Codierung und Kryptographie mit Python im Wahlpflichtfach Informatik am Gymnasium
Grundinformationen
Schulform
Gymnasien
Bereich / Teilbereich
Fachfortbildungen / Informatik
Inhalt
In der Fortbildung wird das Vermitteln informatischer Inhalte (hier: ausgewählte Aspekte der Codierung) mit einem „Hands-On“-Unterrichtsansatz vorgestellt, bei dem die gewählten Informatik-Inhalte mit Hilfe eigener Programmierung erarbeitet und vertieft werden.
Dieser Ansatz soll im Unterricht zum einen durch das Vernetzen mit der Programmierung die Verständnistiefe erhöhen und zum anderen durch eigene Software-Produkte und ansprechende Visualisierungen besonders motivieren.
Als informatische Inhalte werden in dieser Fortbildung die Codierung von Text und von Pixelbildern angesetzt. Bei der Codierung von Text wird dabei auch ein automatisierter Angriff auf eine einfache Verschlüsselung als Schülerprojekt fachlich, organisatorisch und didaktisch ausgearbeitet.
Ziele der Veranstaltung
Die Fortbildung zielt darauf ab, die unterrichtliche Vernetzung zwischen den Inhaltsfeldern- Information und Daten
- Algorithmen
- Automaten und formale Sprachen
Zu erwerbende Kompetenzen in Teil 1
Die Teilnehmerinnen und Teilnehmer- entwickeln einen für ihren Unterricht geeigneten Codierungsbegriff auf Basis von Grundlagen der Codierungstheorie und der Informationsrepräsentation,
- wiederholen Darstellungen zeichenweiser Codierungen mit Codebäumen und Wertetabellen am Beispiel präfixfreier Binärcodierungen,
- unterscheiden ausgewählte Standard-Codierungen von Text (ASCII, Latin-1, UTF-8) und untersuchen Auswirkungen durch ihren Einsatz,
- laden und speichern Text-Dateien mit dem Datentyp String in Python unter Beachtung der Codierung und wandeln diese Strings in eine eigene Codierung um,
- erarbeiten ein Unterrichtsprojekt zum Angriff auf die Cäsarverschlüsselung, indem sie Teile des Quellcodes erstellen und davon ausgehend benötigte Lernvoraussetzungen der Schülerinnen und Schüler analysieren sowie Ideen zur Planung und Bewertung des Projekts diskutieren und
- erweitern ihre fachdidaktische Kompetenz zur Ausgestaltung von Leistungsdifferenzierung im Unterricht, indem sie über Vereinfachungsmöglichkeiten durch Bereitstellen von Python-Funktionen und über verschiedene Darstellungen theoretischer Hintergründe diskutieren.

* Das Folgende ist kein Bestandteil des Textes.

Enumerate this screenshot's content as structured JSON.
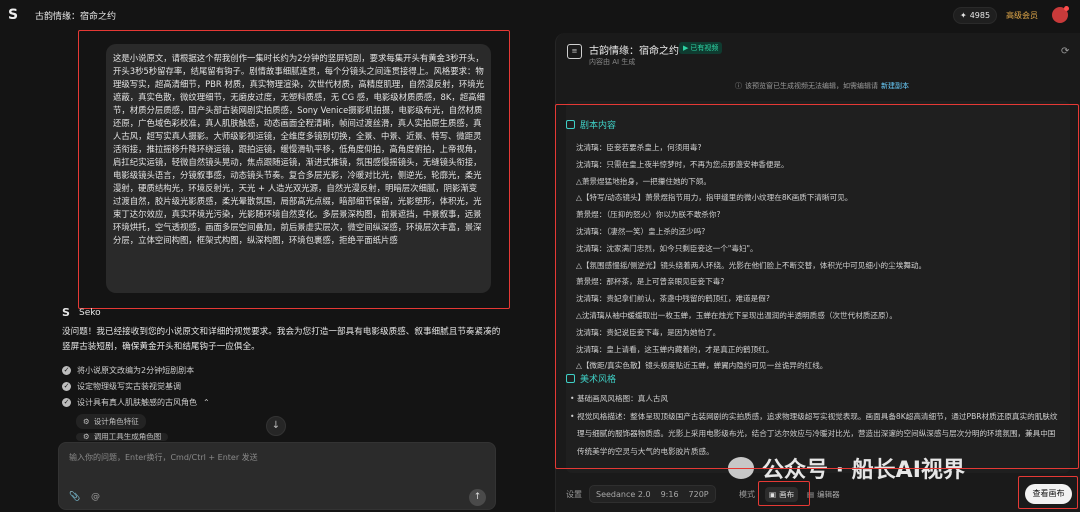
{
  "app": {
    "logo_glyph": "S",
    "title": "古韵情缘：宿命之约"
  },
  "account": {
    "credits": "4985",
    "credit_icon": "✦",
    "vip_label": "高级会员"
  },
  "prompt": {
    "text": "这是小说原文，请根据这个帮我创作一集时长约为2分钟的竖屏短剧，要求每集开头有黄金3秒开头，开头3秒5秒留存率，结尾留有钩子。剧情故事细腻连贯，每个分镜头之间连贯接得上。风格要求：物理级写实，超高清细节，PBR 材质，真实物理渲染，次世代材质，高精度肌理，自然漫反射，环境光遮蔽，真实色散，微纹理细节，无磨皮过度，无塑料质感，无 CG 感，电影级材质质感，8K，超高细节，材质分层质感，国产头部古装网剧实拍质感，Sony Venice摄影机拍摄，电影级布光，自然材质还原，广色域色彩校准，真人肌肤触感，动态画面全程清晰，帧间过渡丝滑，真人实拍原生质感，真人古风，超写实真人摄影。大师级影视运镜，全维度多镜别切换，全景、中景、近景、特写、微距灵活衔接，推拉摇移升降环绕运镜，跟拍运镜，缓慢滑轨平移，低角度仰拍，高角度俯拍，上帝视角，肩扛纪实运镜，轻微自然镜头晃动，焦点跟随运镜，渐进式推镜，氛围感慢摇镜头，无缝镜头衔接，电影级镜头语言，分镜叙事感，动态镜头节奏。复合多层光影，冷暖对比光，侧逆光，轮廓光，柔光漫射，硬质结构光，环境反射光，天光 + 人造光双光源，自然光漫反射，明暗层次细腻，阴影渐变过渡自然，胶片级光影质感，柔光晕散氛围，局部高光点缀，暗部细节保留，光影塑形，体积光，光束丁达尔效应，真实环境光污染，光影随环境自然变化。多层景深构图，前景遮挡，中景叙事，远景环境烘托，空气透视感，画面多层空间叠加，前后景虚实层次，微空间纵深感，环境层次丰富，景深分层，立体空间构图，框架式构图，纵深构图，环境包裹感，拒绝平面纸片感"
  },
  "assistant": {
    "name": "Seko",
    "reply": "没问题！我已经接收到您的小说原文和详细的视觉要求。我会为您打造一部具有电影级质感、叙事细腻且节奏紧凑的竖屏古装短剧，确保黄金开头和结尾钩子一应俱全。",
    "steps": [
      "将小说原文改编为2分钟短剧剧本",
      "设定物理级写实古装视觉基调",
      "设计具有真人肌肤触感的古风角色"
    ],
    "step3_chevron": "⌃",
    "substeps": [
      "设计角色特征",
      "调用工具生成角色图"
    ]
  },
  "composer": {
    "placeholder": "输入你的问题，Enter换行，Cmd/Ctrl + Enter 发送"
  },
  "panel": {
    "title": "古韵情缘：宿命之约",
    "badge": "已有视频",
    "subtitle": "内容由 AI 生成",
    "notice_text": "该预览窗已生成视频无法编辑，如需编辑请",
    "notice_link": "新建副本",
    "script_heading": "剧本内容",
    "script_lines": [
      "沈清璃：臣妾若要杀皇上，何须用毒?",
      "沈清璃：只需在皇上夜半惊梦时，不再为您点那盏安神香便是。",
      "△萧景煜猛地抬身，一把攥住她的下颌。",
      "△【特写/动态镜头】萧景煜指节用力，指甲缝里的微小纹理在8K画质下清晰可见。",
      "萧景煜：（压抑的怒火）你以为朕不敢杀你?",
      "沈清璃：（凄然一笑）皇上杀的还少吗?",
      "沈清璃：沈家满门忠烈，如今只剩臣妾这一个\"毒妇\"。",
      "△【氛围感慢摇/侧逆光】镜头绕着两人环绕。光影在他们脸上不断交替，体积光中可见细小的尘埃舞动。",
      "萧景煜：那杯茶，是上可曾亲眼见臣妾下毒?",
      "沈清璃：贵妃拿们前认，茶盏中残留的鹤顶红，难道是假?",
      "△沈清璃从袖中缓缓取出一枚玉蝉，玉蝉在烛光下呈现出温润的半透明质感（次世代材质还原）。",
      "沈清璃：贵妃说臣妾下毒，是因为她怕了。",
      "沈清璃：皇上请看，这玉蝉内藏着的，才是真正的鹤顶红。",
      "△【微距/真实色散】镜头极度贴近玉蝉，蝉翼内隐约可见一丝诡异的红线。"
    ],
    "style_heading": "美术风格",
    "style_bullets": [
      "基础画风风格图：真人古风",
      "视觉风格描述：整体呈现顶级国产古装网剧的实拍质感，追求物理级超写实视觉表现。画面具备8K超高清细节，通过PBR材质还原真实的肌肤纹理与细腻的服饰器物质感。光影上采用电影级布光，结合丁达尔效应与冷暖对比光，营造出深邃的空间纵深感与层次分明的环境氛围，兼具中国传统美学的空灵与大气的电影胶片质感。"
    ],
    "watermark": "公众号 · 船长AI视界"
  },
  "bottom_bar": {
    "settings_label": "设置",
    "model": "Seedance 2.0",
    "ratio": "9:16",
    "resolution": "720P",
    "mode_label": "模式",
    "mode_canvas": "画布",
    "mode_editor": "编辑器",
    "view_canvas": "查看画布"
  },
  "colors": {
    "accent_teal": "#3fd0c6",
    "badge_green": "#2ed3a3",
    "highlight_red": "#e53935",
    "vip_gold": "#e2a94a"
  }
}
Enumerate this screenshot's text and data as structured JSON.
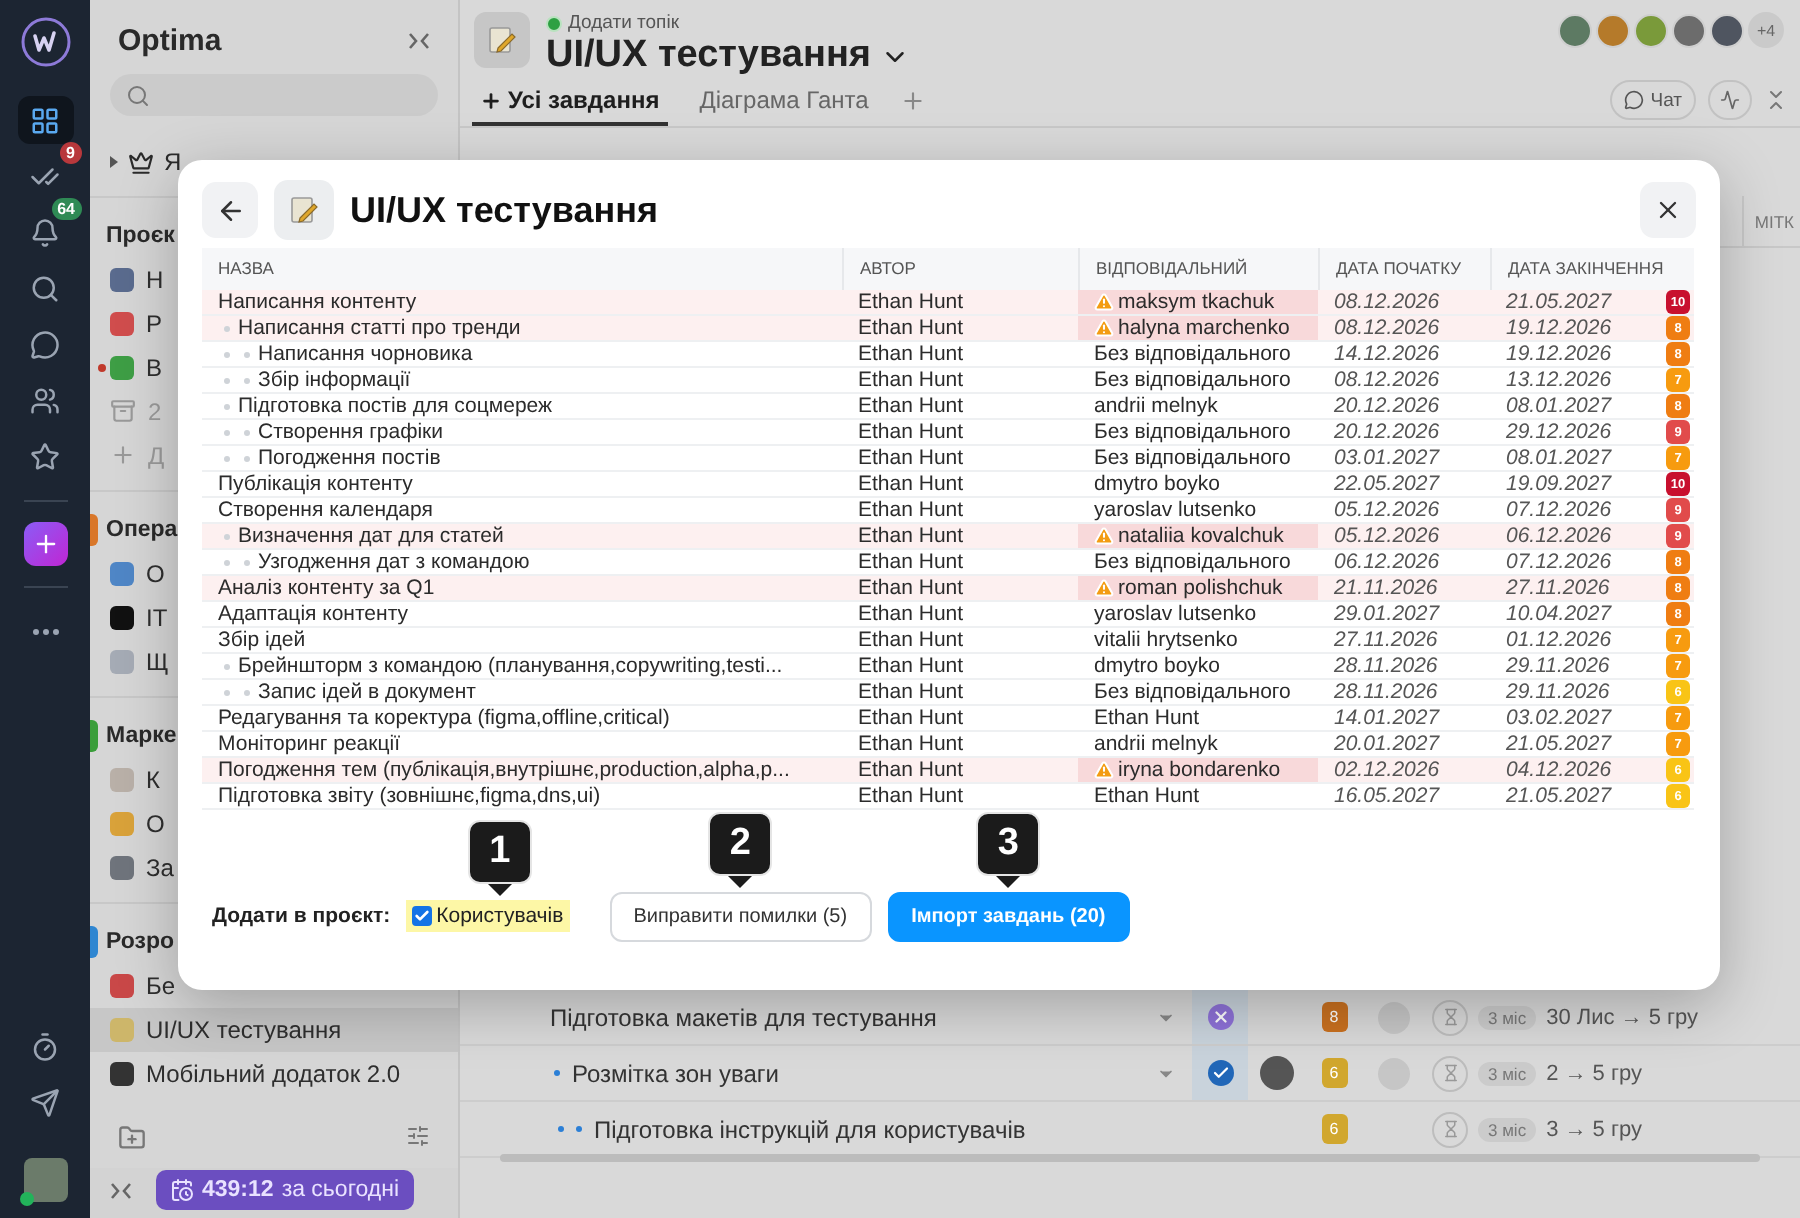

Zu erwerbende Kompetenzen in Teil 2
Die Teilnehmerinnen und Teilnehmer- wiederholen ausgewählte Grundlagen der Repräsentation und Codierung von Bilddaten als Pixelgrafiken am Beispiel von Intensitätswerten, Paletten-basierten Daten und der Farbdarstellung im RGB-Farbmodell,
- führen elementare Be- und Verarbeitung von in Arrays codierten Bilddaten durch und interpretieren die visuellen Ergebnisse mit Hilfe einer zur Verfügung gestellten Python-Bibliothek und
- erweitern ihre fachdidaktische Kompetenz, indem sie das bereitgestellte Material bearbeiten, beurteilen, ihre eigenen Erfahrungen reflektieren und über die Einsatzmöglichkeiten im eigenen Unterricht diskutieren.
Leistungen der Moderatorinnen und Moderatoren
Entwicklung und Moderation der Fortbildung, Präsentation von Vorträgen und Material, fachliche und fachdidaktische Unterstützung in Arbeitsphasen, Bereitstellung von MaterialBezug zum RRSQ
- 1.1 Fachliche und überfachliche Kompetenzen
- 1.4 Langfristige Wirkungen
- 2.5 Kognitive Aktivierung
- 2.10 Lernen und Lehren im digitalen Wandel
- 4.1 Lehrerbildung
Zielgruppe und Voraussetzungen
Lehrkräfte für Informatik im WP-Bereich mit Interesse an unterrichtlicher Vernetzung von Kompetenzen aus dem KLP WP Gymnasium. - Solide Programmierfähigkeiten in mindestens einer textuellen Programmiersprache erforderlich. - Grundkenntnisse der Sprache Python (Funktionen, Kontrollstrukturen, Strings, Listen) erforderlich.